Nach der Niederlage im ÖM-Finale der Alps Hockey League haben die Zeller Eisbären gegen Kitzbühel Revanche im Sinn. Mit weiteren Punkten würden die Pinzgauer auch einen großen Schritt richtig Meisterrunden-Sieg machen. Ganz anders läuft‘s für die RB Juniors, die Play-off-Träume des Farmteams könnten schnell vorbei sein.

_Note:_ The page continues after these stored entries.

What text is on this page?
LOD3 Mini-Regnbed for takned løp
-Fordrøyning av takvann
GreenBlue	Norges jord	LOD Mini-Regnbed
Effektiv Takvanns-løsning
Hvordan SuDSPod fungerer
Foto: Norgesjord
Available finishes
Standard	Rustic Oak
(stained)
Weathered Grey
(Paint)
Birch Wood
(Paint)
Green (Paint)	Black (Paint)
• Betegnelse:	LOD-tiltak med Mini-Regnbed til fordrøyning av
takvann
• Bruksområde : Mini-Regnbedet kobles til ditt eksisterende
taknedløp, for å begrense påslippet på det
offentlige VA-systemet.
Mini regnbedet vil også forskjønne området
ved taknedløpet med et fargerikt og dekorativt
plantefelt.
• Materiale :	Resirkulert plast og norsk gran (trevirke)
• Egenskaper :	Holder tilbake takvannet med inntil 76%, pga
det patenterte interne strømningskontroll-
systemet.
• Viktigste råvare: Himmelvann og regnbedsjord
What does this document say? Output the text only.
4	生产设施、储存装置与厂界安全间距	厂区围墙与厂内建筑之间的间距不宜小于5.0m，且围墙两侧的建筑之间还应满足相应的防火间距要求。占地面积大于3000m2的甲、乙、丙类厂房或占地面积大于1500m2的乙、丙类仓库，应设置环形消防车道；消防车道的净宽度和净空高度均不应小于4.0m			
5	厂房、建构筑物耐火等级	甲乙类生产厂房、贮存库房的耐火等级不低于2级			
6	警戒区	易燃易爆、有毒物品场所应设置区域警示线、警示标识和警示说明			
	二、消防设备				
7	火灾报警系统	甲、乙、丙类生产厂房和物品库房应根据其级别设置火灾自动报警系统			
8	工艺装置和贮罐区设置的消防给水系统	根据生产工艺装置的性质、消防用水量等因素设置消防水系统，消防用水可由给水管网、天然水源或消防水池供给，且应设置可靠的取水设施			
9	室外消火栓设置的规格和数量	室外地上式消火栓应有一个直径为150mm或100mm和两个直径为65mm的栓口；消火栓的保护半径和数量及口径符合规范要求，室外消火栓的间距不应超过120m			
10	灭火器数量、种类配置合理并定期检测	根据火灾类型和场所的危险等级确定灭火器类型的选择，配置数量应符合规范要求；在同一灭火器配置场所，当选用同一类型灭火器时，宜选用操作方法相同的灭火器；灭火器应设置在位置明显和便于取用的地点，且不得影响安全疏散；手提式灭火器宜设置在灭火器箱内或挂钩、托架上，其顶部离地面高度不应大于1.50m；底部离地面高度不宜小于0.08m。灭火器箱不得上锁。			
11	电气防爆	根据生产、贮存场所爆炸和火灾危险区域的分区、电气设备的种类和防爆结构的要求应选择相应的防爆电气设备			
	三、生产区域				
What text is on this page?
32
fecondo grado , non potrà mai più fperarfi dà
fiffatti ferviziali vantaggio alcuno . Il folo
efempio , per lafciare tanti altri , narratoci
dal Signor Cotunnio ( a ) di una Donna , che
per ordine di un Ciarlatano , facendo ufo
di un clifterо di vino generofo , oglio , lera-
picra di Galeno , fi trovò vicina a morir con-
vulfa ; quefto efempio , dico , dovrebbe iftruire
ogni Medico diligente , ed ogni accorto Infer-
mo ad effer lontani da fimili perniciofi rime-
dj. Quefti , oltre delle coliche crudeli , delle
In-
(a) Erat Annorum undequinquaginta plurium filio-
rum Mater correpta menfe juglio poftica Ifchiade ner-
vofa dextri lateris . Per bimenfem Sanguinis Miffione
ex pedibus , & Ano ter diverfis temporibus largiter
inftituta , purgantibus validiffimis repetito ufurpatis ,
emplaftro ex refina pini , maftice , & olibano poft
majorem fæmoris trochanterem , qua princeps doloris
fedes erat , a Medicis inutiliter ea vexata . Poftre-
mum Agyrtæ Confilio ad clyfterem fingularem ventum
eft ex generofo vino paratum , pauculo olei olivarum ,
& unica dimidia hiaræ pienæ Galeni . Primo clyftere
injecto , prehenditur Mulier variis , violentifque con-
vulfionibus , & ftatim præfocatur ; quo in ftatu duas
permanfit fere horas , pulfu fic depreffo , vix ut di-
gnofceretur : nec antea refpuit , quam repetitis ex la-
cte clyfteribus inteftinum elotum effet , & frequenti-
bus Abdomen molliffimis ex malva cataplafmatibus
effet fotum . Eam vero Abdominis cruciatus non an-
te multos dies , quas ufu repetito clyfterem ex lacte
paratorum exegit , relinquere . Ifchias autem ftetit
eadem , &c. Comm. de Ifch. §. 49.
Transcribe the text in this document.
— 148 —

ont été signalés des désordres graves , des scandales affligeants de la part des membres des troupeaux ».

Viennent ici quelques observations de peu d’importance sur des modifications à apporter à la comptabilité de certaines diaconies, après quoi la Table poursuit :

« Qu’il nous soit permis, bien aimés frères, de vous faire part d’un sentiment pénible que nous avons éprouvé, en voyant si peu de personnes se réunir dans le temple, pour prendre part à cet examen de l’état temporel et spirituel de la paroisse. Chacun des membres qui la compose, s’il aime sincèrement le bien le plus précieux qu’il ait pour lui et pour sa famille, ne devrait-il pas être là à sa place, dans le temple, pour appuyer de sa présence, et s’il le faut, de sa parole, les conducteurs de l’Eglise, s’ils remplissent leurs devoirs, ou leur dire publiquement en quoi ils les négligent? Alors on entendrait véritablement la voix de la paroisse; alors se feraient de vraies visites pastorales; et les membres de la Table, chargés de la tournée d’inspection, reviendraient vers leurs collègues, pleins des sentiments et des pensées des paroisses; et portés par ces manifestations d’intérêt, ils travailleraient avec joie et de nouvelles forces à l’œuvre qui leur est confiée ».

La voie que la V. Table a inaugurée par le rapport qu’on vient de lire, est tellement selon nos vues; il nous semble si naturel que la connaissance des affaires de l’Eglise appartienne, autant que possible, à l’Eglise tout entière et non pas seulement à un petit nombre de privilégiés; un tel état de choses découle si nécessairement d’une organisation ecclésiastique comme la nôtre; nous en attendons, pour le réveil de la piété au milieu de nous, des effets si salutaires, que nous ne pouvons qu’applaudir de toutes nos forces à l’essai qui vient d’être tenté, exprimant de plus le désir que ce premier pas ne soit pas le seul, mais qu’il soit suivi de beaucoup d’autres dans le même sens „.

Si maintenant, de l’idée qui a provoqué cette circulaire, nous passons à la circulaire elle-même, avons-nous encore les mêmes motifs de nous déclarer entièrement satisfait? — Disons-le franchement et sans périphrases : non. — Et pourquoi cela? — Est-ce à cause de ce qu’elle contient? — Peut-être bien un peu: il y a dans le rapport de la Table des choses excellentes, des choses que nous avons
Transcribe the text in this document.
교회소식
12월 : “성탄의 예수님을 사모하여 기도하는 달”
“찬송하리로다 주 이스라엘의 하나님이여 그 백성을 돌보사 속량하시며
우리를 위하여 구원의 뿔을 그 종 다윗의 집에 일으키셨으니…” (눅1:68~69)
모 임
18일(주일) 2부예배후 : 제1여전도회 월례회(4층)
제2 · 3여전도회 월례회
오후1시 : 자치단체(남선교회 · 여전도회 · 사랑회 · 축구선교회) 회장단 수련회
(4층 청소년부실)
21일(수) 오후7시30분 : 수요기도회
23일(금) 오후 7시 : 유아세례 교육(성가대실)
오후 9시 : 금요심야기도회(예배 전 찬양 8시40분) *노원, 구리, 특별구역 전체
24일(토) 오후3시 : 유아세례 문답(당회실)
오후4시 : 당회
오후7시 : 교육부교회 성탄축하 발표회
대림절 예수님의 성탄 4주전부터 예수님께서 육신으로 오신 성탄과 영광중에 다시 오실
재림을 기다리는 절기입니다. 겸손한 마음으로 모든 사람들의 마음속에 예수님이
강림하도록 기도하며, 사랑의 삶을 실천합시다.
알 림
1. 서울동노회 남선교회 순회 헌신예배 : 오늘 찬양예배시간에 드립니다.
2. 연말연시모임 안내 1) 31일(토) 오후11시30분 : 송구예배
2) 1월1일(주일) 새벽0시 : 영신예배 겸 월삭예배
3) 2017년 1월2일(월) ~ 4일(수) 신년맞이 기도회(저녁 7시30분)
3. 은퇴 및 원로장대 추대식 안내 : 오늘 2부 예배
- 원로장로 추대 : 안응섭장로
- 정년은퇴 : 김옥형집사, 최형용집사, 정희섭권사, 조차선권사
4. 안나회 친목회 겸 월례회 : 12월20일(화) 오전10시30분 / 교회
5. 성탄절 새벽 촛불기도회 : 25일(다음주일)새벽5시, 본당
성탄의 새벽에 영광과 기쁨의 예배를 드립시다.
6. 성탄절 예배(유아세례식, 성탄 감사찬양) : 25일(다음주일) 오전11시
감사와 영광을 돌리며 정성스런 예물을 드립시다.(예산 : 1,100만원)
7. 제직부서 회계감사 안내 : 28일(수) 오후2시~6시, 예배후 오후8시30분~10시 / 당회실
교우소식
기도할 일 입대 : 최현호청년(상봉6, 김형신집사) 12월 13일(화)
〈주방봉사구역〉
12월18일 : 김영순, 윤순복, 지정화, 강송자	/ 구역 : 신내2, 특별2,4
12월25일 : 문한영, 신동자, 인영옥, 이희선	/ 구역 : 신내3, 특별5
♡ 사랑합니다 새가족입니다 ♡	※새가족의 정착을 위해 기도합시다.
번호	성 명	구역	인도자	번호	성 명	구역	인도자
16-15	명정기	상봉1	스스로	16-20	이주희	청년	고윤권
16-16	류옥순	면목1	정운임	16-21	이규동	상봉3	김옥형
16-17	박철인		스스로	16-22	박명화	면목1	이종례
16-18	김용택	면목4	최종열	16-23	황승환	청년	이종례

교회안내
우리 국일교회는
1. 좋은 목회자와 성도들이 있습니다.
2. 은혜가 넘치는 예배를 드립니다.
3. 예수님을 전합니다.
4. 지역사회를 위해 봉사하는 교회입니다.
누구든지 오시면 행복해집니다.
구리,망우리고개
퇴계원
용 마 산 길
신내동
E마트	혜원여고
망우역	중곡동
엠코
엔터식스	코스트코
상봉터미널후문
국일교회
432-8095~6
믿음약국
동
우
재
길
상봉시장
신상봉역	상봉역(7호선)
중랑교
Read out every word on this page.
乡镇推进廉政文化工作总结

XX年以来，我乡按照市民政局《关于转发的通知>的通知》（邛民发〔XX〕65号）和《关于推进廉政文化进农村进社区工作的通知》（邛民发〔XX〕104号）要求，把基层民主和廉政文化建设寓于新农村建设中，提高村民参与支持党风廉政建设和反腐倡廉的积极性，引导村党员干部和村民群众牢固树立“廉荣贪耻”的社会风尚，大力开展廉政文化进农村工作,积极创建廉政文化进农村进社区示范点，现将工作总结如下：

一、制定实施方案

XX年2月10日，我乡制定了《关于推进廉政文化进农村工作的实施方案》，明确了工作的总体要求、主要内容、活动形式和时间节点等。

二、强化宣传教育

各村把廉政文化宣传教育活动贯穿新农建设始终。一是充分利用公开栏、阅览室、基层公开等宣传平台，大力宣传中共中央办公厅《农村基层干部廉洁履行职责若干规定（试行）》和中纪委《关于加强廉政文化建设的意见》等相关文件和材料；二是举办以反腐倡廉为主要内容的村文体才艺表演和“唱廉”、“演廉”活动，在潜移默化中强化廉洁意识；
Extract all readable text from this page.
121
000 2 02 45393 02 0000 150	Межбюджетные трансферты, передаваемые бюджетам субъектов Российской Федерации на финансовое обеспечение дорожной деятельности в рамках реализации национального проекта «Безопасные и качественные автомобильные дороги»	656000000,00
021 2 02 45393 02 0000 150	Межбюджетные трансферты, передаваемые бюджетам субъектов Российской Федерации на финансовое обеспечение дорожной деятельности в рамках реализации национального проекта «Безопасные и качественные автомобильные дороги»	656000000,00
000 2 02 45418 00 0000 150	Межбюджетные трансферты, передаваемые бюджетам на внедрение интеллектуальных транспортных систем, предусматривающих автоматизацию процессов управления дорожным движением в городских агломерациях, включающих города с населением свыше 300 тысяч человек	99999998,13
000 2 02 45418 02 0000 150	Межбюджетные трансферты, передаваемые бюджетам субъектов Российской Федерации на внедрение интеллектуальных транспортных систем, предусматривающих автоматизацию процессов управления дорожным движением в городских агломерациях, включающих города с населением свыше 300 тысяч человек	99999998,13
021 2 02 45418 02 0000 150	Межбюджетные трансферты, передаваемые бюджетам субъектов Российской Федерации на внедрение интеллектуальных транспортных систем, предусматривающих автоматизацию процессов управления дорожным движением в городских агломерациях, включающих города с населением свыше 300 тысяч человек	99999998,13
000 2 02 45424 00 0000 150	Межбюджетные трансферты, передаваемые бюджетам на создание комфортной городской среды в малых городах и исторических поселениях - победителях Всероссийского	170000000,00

Zehn Tage ist es her, dass die Zeller Eisbären im Finale der Österreichischen Meisterschaft der Alps Hockey League bei Kitzbühel den Kürzeren zogen. Für die Pinzgauer war das scheinbar eine Initialzündung. Denn seit dem Verpassen des ersten Saisonziels sind die Blau-Gelben auf dem Vormarsch.
Mit Kitzbühel haben wir noch eine Rechnung offen, wir wollen Revanche!
Philip Putnik
„Wir haben derzeit einen guten Lauf, spielen mit sehr viel Selbstvertrauen“, freut sich EKZ-Urgestein Philip Putnik. Seine Bergstädter sind nach drei Spielen in der Meisterrunde noch ungeschlagen. Heute (19.30) können die Cracks von Marcel Rodman weitere wichtige Punkte einfahren. Das nächste Derby gegen Kitz hat aber ein anderes Motto: Rache wird am besten kalt serviert! „Mit Kitzbühel haben wir noch eine Rechnung offen, wir wollen Revanche!“, zeigt sich Putnik entschlossen.
Entschlossenheit werden auch die RB Juniors in der Quali-Runde A brauchen. „Wir haben eine Woche Zeit, um zu zeigen, was in uns steckt“, will Coach Teemu Levijoki noch einmal die Truppen mobilisieren – vermutlich zu spät. Sollte das Farmteam heute (20.30) bei Meran verlieren, Gröden indes gegen Wipptal siegen, rücken die Play-offs in weite Ferne.